No list of greatest rock trios would be complete without a mention of Cream. One of the very first supergroups, Cream consisted of Jack Bruce, Ginger Baker, and Eric Clapton. Bruce's experimental jazz-like bass lines and Baker's heavy-handed drumming were perfect compliments to Clapton's blues-based noisefests that were produced from the earliest days of the wah-wah pedal and Chris' song choice is a stunning reminder of how prolific this band was.
Possibly the most underrated rock trio ever, King's X has plowed ahead through 30+ years of trials, tribulations, and tons of great music. It's truly criminal that this band has not received the mainstream support that it so richly deserves.
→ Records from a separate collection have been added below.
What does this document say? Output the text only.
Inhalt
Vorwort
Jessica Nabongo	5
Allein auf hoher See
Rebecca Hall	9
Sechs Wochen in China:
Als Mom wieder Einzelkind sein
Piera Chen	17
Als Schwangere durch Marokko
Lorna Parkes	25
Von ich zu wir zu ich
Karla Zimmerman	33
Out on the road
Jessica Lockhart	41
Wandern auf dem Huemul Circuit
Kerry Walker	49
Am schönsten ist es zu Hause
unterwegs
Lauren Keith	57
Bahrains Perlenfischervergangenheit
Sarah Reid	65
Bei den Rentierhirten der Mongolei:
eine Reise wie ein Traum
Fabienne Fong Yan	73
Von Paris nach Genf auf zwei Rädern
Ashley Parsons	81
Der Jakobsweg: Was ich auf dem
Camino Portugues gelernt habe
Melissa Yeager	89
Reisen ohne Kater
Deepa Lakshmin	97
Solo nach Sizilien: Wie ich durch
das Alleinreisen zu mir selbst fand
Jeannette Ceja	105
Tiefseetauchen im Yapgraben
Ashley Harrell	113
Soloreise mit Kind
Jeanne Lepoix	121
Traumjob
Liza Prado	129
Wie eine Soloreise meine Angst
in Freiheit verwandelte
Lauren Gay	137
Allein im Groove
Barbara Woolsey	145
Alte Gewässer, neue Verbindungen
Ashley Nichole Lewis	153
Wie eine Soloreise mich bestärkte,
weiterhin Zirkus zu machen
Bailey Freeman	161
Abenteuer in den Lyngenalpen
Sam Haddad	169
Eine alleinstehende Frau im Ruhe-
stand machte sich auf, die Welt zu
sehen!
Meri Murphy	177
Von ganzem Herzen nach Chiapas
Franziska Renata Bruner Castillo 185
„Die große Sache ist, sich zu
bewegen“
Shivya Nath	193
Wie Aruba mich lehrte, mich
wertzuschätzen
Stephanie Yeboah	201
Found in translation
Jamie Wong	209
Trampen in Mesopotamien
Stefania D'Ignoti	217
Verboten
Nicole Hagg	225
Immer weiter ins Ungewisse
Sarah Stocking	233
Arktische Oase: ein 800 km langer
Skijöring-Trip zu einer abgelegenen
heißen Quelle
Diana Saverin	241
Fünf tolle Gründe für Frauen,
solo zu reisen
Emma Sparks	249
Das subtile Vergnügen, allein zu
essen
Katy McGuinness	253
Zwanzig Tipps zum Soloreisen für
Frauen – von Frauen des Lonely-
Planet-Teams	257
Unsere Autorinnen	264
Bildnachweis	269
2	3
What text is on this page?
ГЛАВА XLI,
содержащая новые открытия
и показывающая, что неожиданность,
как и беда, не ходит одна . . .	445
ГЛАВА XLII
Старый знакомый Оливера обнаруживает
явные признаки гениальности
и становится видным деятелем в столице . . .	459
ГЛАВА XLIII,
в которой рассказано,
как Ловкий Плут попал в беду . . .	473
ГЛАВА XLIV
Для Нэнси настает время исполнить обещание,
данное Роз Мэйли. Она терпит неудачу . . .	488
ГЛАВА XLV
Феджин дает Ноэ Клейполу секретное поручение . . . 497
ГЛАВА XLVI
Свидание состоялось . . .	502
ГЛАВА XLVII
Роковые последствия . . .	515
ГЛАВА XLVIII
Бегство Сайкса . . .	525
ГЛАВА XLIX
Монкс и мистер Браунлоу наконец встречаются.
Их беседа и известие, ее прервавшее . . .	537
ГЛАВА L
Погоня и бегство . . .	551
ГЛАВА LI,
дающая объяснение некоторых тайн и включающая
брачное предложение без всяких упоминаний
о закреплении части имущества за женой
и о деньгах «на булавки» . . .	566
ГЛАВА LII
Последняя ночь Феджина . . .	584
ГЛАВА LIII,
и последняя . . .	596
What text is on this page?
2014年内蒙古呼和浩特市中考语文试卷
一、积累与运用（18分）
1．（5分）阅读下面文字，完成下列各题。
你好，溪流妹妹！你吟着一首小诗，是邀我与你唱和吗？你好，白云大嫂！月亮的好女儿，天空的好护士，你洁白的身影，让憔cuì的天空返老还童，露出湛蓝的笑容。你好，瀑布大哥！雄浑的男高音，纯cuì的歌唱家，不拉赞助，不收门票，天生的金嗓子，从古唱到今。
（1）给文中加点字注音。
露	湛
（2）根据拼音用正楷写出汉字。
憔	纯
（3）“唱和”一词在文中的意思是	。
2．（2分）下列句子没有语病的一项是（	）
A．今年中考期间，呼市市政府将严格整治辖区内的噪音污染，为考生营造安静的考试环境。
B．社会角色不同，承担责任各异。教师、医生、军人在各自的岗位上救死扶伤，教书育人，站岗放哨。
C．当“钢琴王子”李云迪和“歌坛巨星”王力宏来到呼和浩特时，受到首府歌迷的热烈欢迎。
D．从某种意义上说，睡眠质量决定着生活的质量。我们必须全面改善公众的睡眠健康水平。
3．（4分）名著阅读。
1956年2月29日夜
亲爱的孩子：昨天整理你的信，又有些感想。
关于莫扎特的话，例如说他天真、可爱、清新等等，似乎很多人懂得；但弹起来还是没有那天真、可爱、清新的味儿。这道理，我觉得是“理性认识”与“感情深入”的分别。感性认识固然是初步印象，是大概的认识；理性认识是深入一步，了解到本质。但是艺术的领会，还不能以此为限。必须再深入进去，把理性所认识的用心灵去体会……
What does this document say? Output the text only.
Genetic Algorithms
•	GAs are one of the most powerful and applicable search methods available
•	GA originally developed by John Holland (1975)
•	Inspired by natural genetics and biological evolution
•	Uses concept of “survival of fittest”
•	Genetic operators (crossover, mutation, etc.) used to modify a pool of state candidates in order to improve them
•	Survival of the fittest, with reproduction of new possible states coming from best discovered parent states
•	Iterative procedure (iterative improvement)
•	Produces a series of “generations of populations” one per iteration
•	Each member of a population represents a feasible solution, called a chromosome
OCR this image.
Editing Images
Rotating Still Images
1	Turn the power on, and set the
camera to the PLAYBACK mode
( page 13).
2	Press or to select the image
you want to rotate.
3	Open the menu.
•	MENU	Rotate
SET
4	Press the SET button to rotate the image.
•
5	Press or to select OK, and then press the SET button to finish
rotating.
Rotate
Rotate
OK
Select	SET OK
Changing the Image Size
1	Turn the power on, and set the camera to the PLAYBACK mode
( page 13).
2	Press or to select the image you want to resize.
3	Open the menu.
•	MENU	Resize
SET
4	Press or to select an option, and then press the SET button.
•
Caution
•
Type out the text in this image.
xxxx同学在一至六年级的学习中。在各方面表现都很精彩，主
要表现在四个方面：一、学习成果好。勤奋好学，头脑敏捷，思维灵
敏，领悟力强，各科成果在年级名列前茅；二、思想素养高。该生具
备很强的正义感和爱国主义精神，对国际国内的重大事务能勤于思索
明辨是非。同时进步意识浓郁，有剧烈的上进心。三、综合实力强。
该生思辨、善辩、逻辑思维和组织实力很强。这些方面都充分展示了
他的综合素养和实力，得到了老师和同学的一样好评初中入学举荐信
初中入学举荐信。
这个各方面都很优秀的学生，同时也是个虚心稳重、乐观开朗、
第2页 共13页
The soulful playing and singing of bassist Dug Pinnick, the soaring solos and harmony parts of guitarist Ty Tabor, and the swinging, powerful drumming of Jerry Gaskill fuels this Texas-born trios amazing balance of heavy meets melodic rock. Chris' song choice from 1994's Dogman album showcases the tightness and tenacity that is King's X.
Known as the band that killed glam, Nirvana exploded onto the world's stage with their 1991 album Nevermind and went on to become one of the most influential bands of the modern era. Aaron decided to go back further and showcase a track from the band's pre-success era album Bleach and you'll also hear the story behind the song.
We close things out with a track from three guys from New York City that has a license to ill. While the Beastie Boys have never been known as hard rock or heavy metal, there's no denying that this track from the Ill Communication album will certainly get you pumped for a night out (or an ambush).